What's On In The South Burnett Today?

Union Fears Asset Sales
‘Back On LNP Agenda’

Filed under Breaking News, Business, Latest News

ETU State Secretary Peter Simpson ... ready to re-start the fight to stop the sale of assets (Photo: ETU)

February 2, 2016

The Electrical Trades Union believes the LNP Opposition has revived plans to privatise Queensland assets, including power stations such as Tarong and Tarong North.

ETU State Secretary Peter Simpson said the LNP had failed to learn the lesson of their election loss by again raising the issue of privatisation.

He said Opposition Leader Lawrence Springborg had “revealed the LNP’s true plans for Queensland’s assets by saying he is willing to revisit the privatisation debate”.

“The Queensland electorate couldn’t have given a more definitive answer to the question of whether state assets should be sold with the ousting of both the Bligh and Newman governments,” Mr Simpson said.

“Yet the LNP are following the orders of their masters in the Chamber of Commerce to continue pursuing a policy which is toxic to Queensland voters.

 “We’re calling on the LNP to again state their case for asset sales to the people of Queensland. We welcome the opportunity to take up the fight again to keep our assets in Queensland hands.”

The ETU said Mr Springborg’s comments followed a push by the Chamber of Commerce and Industry Queensland for electricity asset privatisation in their submission to the Productivity Commission’s report on electricity pricing.

Mr Simpson said the comments showed the Opposition Leader was “beholden only to the will of the big end of the town and not the voters of Queensland”.

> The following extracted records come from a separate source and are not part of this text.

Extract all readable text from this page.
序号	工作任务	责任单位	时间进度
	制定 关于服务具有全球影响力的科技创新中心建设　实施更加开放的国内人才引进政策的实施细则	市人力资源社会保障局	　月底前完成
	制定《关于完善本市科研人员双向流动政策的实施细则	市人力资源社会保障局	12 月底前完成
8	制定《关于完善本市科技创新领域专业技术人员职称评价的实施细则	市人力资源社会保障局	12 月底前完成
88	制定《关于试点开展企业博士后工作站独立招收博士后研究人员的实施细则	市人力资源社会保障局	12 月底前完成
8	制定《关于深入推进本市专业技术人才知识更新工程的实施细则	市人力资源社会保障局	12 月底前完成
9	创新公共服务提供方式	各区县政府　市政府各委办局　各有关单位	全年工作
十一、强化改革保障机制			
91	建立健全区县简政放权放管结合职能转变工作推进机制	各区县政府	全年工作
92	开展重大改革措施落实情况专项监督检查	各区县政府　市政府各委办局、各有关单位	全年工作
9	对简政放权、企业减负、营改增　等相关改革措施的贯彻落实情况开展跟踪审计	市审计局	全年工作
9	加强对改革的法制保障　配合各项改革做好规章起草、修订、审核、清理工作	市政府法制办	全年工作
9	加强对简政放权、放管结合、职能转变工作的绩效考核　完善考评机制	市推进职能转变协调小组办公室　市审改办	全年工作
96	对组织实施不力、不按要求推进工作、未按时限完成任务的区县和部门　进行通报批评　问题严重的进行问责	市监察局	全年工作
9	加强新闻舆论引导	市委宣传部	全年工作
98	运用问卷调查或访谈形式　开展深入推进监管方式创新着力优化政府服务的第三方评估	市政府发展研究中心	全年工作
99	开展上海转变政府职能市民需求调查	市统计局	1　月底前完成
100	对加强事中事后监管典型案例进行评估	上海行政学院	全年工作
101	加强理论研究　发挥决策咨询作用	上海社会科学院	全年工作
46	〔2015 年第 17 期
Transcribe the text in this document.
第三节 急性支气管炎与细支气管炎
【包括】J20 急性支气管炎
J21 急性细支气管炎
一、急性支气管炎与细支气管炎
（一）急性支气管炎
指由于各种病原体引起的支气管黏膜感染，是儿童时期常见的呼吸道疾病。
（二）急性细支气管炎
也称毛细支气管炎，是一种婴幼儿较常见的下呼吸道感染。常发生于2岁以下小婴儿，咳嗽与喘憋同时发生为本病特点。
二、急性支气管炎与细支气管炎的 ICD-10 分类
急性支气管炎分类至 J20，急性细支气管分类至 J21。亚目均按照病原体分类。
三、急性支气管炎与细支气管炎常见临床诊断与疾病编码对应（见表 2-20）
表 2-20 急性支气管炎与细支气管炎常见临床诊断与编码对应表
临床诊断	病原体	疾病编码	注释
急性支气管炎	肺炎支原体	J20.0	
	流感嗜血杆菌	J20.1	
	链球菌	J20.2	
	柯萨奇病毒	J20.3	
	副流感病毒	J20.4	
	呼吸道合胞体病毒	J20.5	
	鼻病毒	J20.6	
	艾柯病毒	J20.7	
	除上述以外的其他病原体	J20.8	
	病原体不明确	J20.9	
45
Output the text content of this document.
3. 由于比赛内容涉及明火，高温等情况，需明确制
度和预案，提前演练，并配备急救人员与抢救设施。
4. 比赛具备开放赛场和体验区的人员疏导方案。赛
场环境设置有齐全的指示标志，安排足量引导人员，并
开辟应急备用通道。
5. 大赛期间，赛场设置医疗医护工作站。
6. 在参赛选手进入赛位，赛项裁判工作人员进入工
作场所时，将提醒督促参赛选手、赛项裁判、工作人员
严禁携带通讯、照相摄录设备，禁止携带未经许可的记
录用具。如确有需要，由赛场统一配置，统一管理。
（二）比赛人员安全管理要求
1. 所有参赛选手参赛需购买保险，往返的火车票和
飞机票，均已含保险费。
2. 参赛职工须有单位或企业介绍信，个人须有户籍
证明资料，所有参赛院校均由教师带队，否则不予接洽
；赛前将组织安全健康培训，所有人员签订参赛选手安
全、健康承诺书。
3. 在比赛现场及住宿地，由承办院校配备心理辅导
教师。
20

“One year ago, in the wake of an election drubbing, we were told by (the Opposition Leader Jeff) Seeney that asset sales were ‘dead and buried’ as a policy for the LNP,” he said.

“Well, it seems Mr Springborg has gone grave-robbing.”

Anderssons Fruit Market for quality fruits and vegetables

4 Responses to Union Fears Asset Sales
‘Back On LNP Agenda’

  1. Voter

    Peter… Could you explain to this voter if the ETU supports the current Qld Government’s plan to render some government owned assets, such as Tarong, becoming valueless to the people of Qld by 2030, due to your preferred government, the QLD ALP’s drive to introduce 50% renewable energy by 2030?

    Was this part of your “not for sale campaign” that you didn’t tell us about, or do you just have a blind spot and you didn’t see it coming?

    Has the ALP checked with you if they can do this?

    I’m urging you to pay close attention to the fine print, but you might find you have supported a government that is keen to ensure the South Burnett is without a major employer earlier than anticipated, or in your language, leave the ETU and other unions without a well paid member base?

    Just curious if you are happy to let this happen as promoted in the media by Mark Bailey vs the alternative you are so keen to oppose?

    This voter is keen to see those assets deliver value to all Qlders as long as they practically and economically can!

  2. Disgruntled.

    Gee Peter, I concur with Voter, really what’s up with you guys. Seems you hate the LNP just for the sake of it.

  3. Casual Observer

    The first unit at Tarong Power Station was commissioned in May of 1984 with a publicized life expectancy of 30 to 40 years (as is the norm for a coal-fired power station). This would indicate that it would be at the end of its life somewhere between 2014 and 2024.

    So I would think that Voter’s comment that it will be valueless by 2030 is off the mark. It will in actual fact well before that date have become a liability to the QLD taxpayer not an asset as we will bear the site rehabilitation cost.

    Some assets do depreciate with age and usage and there is always an optimal time for disposal (otherwise we would all have a yard full of old cars).

    There should be no problem with the sale of end-of-life public assets provided that the proceeds of such sales go towards replacement assets (maybe a new hospital) and are not wasted on whimsical expenditure.

    That being said, I feel that wholesale sale of public assets would be a ridiculous folly by any government.

  4. Jack Black

    The closure of Tarong Power Station and associated mining operations would be a blow to business and employment in this region. A privatized power industry would most likely close older less efficient coal fired generation units much earlier concentrating private investment dollars on new technology and more efficient generating plants. Solar, wind and power storage devices [battery technology] are continuing to improve, and stand-alone power supplies are becoming commonplace, replacing grid-tied systems in coming decades. For Tarong and the South Burnett, the problem is not privatisation verses public ownership but new technology replacing old technology and infrastructure.The LNP’s plans for privatisation may well see Tarong Power Station closing much earlier then anticipated.